Voor de beoordeling of in dit geval sprake was van een uitzonderingssituatie als onder 4.2 omschreven, is het volgende van belang. Appellanten zijn sinds 1966 gehuwd. Vijftien jaar geleden hebben zij in Italië een woning gekocht, met de bedoeling daar te gaan samenwonen. Appellant heeft de woning enkele jaren opgeknapt, waarna hij in april 2004 naar Italië is verhuisd. Appellante werkte toen nog, waardoor haar verhuizing naar Italië werd uitgesteld. Daarna zijn de kleinkinderen geboren en werd de vader van appellante ziek. De vader had de zorg van appellante nodig, waardoor zij niet kon verhuizen. Vanaf 2012 verblijft de vader van appellante in een zorginstelling. Appellante is vaak bij hem aanwezig. De verhuizing naar Italië werd steeds uitgesteld en appellante wilde uiteindelijk niet meer verhuizen. Appellant had in de tussentijd een eigen leven in Italië opgebouwd met veel sociale contacten. Appellant verblijft doorgaans van half december tot eind februari in Nederland bij appellante. Ook appellante reist voor kortere periodes naar Italië en verblijft dan bij appellant.

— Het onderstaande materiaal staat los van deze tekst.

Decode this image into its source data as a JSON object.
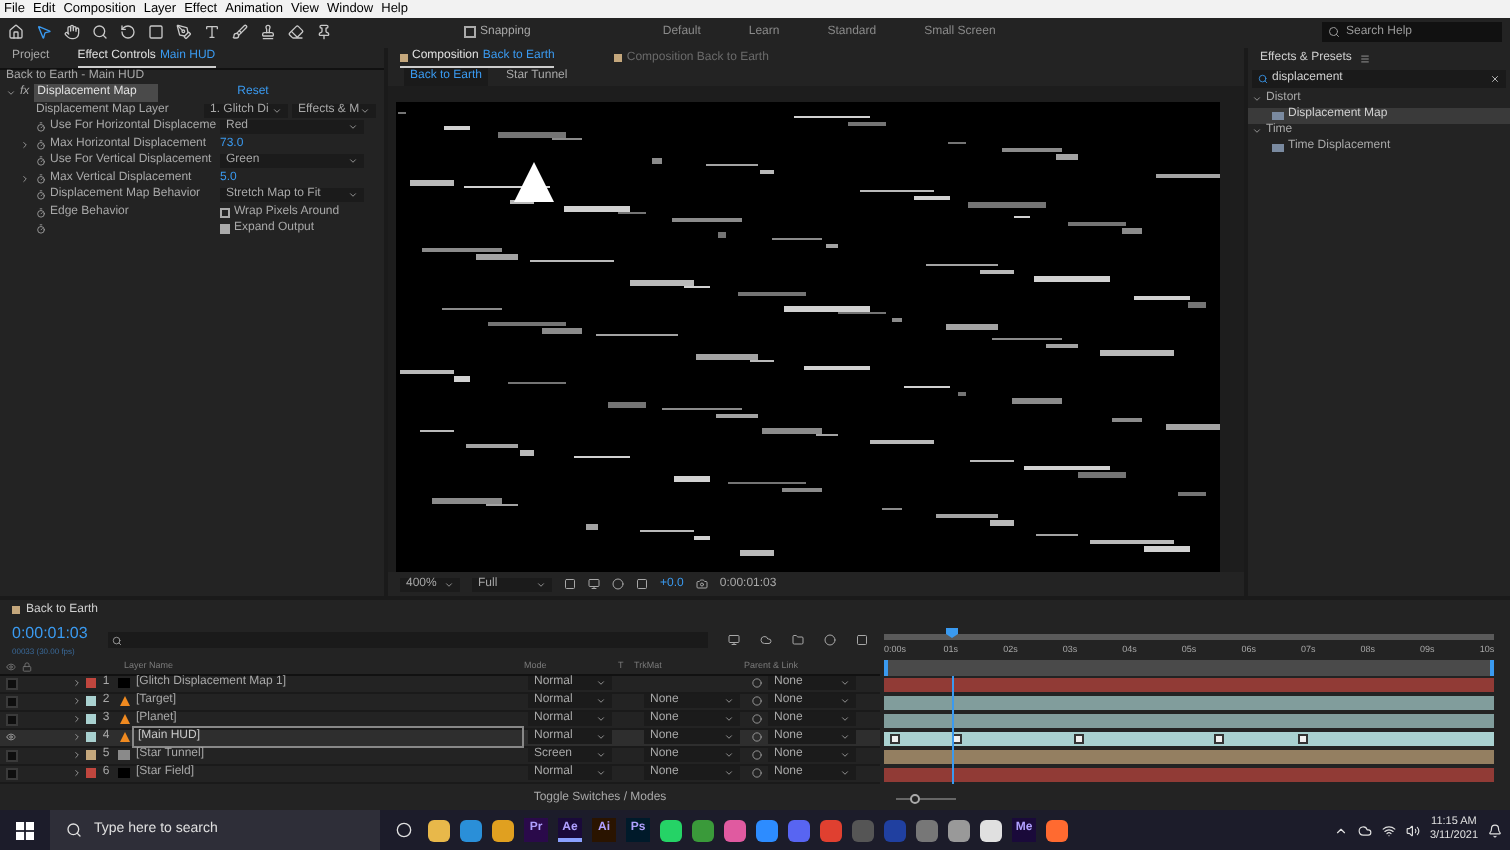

In het licht van deze feiten en omstandigheden kan niet worden gezegd dat appellanten ieder afzonderlijk hun eigen leven leiden als waren zij niet met de ander gehuwd. De overige omstandigheden zoals het ontbreken van een financiële verstrengeling, het gegeven dat appellanten ieder beschikken over een eigen woning met een daarbij behorend volledig kostenpatroon en het gegeven dat de Belastingdienst appellanten heeft aangemerkt als duurzaam gescheiden levend, kunnen daar niet aan afdoen. Evenmin blijkt daaruit dat sprake is van een feitelijke onmogelijkheid om de samenleving te hervatten. Voor zover deze onmogelijkheid al was gelegen in de gezondheidstoestand van de vader van appellante, is hiervan geen sprake meer sinds zijn opname in de zorginstelling. Dit leidt tot het oordeel dat appellanten niet als duurzaam gescheiden levend kunnen worden aangemerkt.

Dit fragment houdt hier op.